麗芳は温厚で心優しく、継子の朱羅と朱璃はすぐに懐いた。度々破天荒な行動を取り周囲を悩ませる朱璃も、麗芳の言うことには従うのである。
しかし、継子との関係は良好でも、羅謐の寵愛を得ることは難しかった。子を授かることはなく、側室を迎えるに至った。
「私はなにも、寵愛を授からないことを言っているのではない。後宮を統べる者として、警戒心がなさ過ぎると言っているのです。」
秋美はぴしゃりと言い放つ。
「そもそも、陛下が別邸からお戻りにならない事と、煌昭君殿下と煌平君殿下が登殿された事、偶然と思し召しか。」
はっと詠子は目を見開く。これが羅豪と羅慧の登殿を促した御史大夫の謀だとすれば。いや、王位簒奪を狙う羅豪か羅慧の一計なのか。詠子は息が詰まり、思わず胸を押さえる。
「すぐに呂州へ誰か派遣せねば!陛下が危ない!張最高尚官にお伝えせねば!」
最高尚官とは、文字通り齋国で最高位の女官であり、政と後宮を繋ぐ唯一の存在である。王を救出するならば、最高尚官を通じて大司馬に知らせるのが先決だ。
今にも駆け出して行く勢いの詠子の腕を、秋美が瞬時に掴んだ。女性とは思えない秋美の力で、詠子の腕は捻り上げられる。
「何故止めるのです!もしや、貴方も陛下のお命を狙う逆賊なのですか!」
明らかに取り乱す詠子を秋美は冷ややかに見下ろす。詠子は秋美の支配から逃れるため、思い切り腕を振り回した。暴れて暴れて、なんとか秋美の支配から逃れたが、勢い余って尻餅をついた。
秋美を睨みながらすぐに起き上がり、砂埃を払う間もなく駆け出した詠子の背に向かって、秋美はゆったりと口を開く。

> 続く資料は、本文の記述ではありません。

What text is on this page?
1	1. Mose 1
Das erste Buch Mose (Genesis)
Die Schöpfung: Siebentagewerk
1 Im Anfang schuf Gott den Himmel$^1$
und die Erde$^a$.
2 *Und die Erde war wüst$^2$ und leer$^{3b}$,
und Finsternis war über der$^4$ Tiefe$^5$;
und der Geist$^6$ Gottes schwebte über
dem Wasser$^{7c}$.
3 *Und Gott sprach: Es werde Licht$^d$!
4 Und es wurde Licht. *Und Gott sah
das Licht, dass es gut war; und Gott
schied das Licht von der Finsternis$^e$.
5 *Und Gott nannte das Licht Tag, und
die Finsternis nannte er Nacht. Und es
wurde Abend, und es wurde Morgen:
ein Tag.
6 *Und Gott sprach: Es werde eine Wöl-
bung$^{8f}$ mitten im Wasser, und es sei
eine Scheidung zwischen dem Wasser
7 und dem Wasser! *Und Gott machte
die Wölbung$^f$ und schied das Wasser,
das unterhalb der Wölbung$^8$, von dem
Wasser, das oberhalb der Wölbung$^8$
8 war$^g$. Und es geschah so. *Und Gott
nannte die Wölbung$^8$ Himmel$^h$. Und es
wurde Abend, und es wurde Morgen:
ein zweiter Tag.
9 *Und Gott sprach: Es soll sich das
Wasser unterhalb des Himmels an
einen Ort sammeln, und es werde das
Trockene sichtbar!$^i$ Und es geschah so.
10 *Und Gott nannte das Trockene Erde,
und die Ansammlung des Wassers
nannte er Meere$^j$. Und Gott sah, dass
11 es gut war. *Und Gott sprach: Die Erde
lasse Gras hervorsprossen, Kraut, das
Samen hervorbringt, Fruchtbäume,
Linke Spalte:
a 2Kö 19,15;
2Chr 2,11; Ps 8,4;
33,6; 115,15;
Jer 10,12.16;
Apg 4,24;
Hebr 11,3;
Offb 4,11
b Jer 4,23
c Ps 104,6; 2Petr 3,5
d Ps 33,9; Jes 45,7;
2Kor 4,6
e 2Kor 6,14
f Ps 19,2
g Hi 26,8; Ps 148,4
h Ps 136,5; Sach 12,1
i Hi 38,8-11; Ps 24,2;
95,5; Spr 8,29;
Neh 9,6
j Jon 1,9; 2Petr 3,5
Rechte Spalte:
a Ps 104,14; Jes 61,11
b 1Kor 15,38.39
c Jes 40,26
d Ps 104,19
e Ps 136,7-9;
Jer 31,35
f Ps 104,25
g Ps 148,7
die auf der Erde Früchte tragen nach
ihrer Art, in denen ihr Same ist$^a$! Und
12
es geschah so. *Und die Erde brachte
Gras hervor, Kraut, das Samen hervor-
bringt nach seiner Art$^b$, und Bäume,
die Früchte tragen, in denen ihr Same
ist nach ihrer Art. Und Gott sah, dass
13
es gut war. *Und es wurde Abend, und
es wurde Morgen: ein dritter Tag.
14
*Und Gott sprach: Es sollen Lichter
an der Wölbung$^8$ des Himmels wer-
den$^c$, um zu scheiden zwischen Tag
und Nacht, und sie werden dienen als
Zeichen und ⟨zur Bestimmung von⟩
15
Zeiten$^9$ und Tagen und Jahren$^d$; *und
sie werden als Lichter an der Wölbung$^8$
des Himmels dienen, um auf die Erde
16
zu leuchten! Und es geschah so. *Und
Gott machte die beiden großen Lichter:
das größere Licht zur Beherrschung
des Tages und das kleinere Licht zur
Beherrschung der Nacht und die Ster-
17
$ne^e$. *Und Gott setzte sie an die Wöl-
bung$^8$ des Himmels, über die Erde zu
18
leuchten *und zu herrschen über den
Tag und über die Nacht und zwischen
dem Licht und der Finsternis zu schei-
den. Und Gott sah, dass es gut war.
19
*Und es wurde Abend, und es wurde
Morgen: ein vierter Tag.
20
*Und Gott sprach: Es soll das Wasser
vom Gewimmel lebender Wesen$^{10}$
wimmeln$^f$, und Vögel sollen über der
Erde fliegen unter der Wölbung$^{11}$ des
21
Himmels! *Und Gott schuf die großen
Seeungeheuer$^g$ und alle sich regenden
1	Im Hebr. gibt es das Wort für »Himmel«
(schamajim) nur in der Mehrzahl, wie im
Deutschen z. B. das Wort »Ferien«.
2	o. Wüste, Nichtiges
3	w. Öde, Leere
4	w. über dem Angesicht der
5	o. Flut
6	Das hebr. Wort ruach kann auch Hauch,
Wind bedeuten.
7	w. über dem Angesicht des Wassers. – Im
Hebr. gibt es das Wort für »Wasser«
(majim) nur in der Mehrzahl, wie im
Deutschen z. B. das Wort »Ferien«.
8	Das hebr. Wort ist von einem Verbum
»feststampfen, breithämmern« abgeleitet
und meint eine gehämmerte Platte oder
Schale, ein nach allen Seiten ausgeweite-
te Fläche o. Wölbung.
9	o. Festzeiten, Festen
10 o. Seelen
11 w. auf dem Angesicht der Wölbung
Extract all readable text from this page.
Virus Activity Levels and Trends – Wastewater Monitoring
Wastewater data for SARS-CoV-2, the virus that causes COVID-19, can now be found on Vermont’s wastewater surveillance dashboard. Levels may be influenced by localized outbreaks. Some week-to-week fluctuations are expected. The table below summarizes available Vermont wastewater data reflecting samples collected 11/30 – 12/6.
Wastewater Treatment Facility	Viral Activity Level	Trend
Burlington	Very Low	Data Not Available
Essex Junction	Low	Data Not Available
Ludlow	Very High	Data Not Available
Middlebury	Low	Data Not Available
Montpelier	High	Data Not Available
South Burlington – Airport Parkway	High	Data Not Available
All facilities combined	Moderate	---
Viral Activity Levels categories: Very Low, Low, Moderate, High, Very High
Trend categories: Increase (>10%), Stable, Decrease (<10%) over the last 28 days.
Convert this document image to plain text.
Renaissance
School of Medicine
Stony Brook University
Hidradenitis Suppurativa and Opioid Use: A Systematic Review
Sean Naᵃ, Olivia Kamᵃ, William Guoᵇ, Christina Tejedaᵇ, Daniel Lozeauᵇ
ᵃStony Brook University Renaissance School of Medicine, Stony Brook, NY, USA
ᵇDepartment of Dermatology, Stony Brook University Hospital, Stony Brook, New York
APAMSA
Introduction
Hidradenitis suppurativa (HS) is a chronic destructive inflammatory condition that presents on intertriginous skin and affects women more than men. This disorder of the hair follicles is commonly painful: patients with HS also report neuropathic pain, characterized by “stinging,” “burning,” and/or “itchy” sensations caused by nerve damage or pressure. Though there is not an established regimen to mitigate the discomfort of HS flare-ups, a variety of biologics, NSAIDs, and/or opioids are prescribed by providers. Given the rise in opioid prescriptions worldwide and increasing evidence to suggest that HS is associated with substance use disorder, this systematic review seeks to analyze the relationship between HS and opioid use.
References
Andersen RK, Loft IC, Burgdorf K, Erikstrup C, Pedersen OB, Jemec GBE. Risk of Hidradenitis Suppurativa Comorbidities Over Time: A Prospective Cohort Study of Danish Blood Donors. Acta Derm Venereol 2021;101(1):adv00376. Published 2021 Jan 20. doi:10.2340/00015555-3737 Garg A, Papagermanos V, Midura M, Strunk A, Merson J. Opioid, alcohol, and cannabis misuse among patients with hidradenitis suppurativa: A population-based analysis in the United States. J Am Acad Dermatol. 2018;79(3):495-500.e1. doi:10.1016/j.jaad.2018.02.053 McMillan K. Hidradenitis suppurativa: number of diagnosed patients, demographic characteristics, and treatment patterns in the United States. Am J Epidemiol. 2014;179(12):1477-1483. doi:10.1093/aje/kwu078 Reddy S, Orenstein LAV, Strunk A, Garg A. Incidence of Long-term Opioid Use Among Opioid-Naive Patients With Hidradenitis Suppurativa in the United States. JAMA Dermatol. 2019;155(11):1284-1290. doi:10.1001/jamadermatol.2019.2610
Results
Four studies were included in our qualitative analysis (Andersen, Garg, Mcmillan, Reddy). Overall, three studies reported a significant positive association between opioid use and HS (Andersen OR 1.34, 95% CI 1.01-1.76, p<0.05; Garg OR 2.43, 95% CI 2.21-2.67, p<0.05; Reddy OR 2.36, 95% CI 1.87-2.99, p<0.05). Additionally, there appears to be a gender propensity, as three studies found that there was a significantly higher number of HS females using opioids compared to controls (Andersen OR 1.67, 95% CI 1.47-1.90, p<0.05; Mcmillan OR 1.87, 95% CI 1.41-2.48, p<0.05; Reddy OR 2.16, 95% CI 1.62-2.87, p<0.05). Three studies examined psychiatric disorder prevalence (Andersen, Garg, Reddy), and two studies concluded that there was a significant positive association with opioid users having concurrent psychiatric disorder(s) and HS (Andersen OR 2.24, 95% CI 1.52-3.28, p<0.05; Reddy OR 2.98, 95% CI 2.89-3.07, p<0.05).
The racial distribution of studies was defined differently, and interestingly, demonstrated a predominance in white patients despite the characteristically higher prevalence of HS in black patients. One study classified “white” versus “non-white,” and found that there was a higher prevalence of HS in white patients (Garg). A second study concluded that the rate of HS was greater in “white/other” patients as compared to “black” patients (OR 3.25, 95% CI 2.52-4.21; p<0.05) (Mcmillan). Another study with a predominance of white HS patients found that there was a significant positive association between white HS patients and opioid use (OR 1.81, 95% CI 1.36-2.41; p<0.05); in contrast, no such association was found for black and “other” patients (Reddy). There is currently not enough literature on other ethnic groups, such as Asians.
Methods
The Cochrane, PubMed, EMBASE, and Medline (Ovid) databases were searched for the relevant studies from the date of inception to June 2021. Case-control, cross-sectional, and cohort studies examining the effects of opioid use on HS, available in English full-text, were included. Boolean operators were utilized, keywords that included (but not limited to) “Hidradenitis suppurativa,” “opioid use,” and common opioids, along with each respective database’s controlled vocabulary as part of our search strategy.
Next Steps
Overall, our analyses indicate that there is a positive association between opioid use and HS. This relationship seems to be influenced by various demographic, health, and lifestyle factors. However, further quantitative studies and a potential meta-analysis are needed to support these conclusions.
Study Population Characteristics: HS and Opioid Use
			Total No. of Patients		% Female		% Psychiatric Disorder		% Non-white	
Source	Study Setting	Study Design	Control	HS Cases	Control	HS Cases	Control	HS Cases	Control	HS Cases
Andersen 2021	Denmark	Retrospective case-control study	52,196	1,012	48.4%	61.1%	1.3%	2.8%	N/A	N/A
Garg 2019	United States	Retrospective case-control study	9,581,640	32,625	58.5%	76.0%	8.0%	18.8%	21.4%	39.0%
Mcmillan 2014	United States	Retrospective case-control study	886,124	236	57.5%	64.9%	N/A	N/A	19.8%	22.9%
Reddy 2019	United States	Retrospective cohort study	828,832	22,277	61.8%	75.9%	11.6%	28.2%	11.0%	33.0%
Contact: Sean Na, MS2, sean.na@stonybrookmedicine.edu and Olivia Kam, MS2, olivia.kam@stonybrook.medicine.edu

「張最高尚官は昨日から、女官が王宮から出るのを禁じている。何度嘆願しても同じだ。」
詠子は足を止め、不審そうに秋美を振り返る。秋美は不適に笑んだ。
「それに、行っても無駄だ。最高尚官はもういない。」
意味深に笑む秋美を捨て置き、詠子は走る。向かうは最高尚官の寝殿。頭が混乱して、結局秋美が敵なのか否かも判断がつかない。しかし、詠子には一つ分かったことがあった。
寝殿の最奥、寝台に横たわる最高尚官は息絶えていた。外傷はなかったが、下手人は明らかだ。
「秋美…。あなたは一体何を企んでいるのです。」
騒ぎが大きくなる寝殿の端で、呆然と立ち尽くし、詠子は一人呟いた。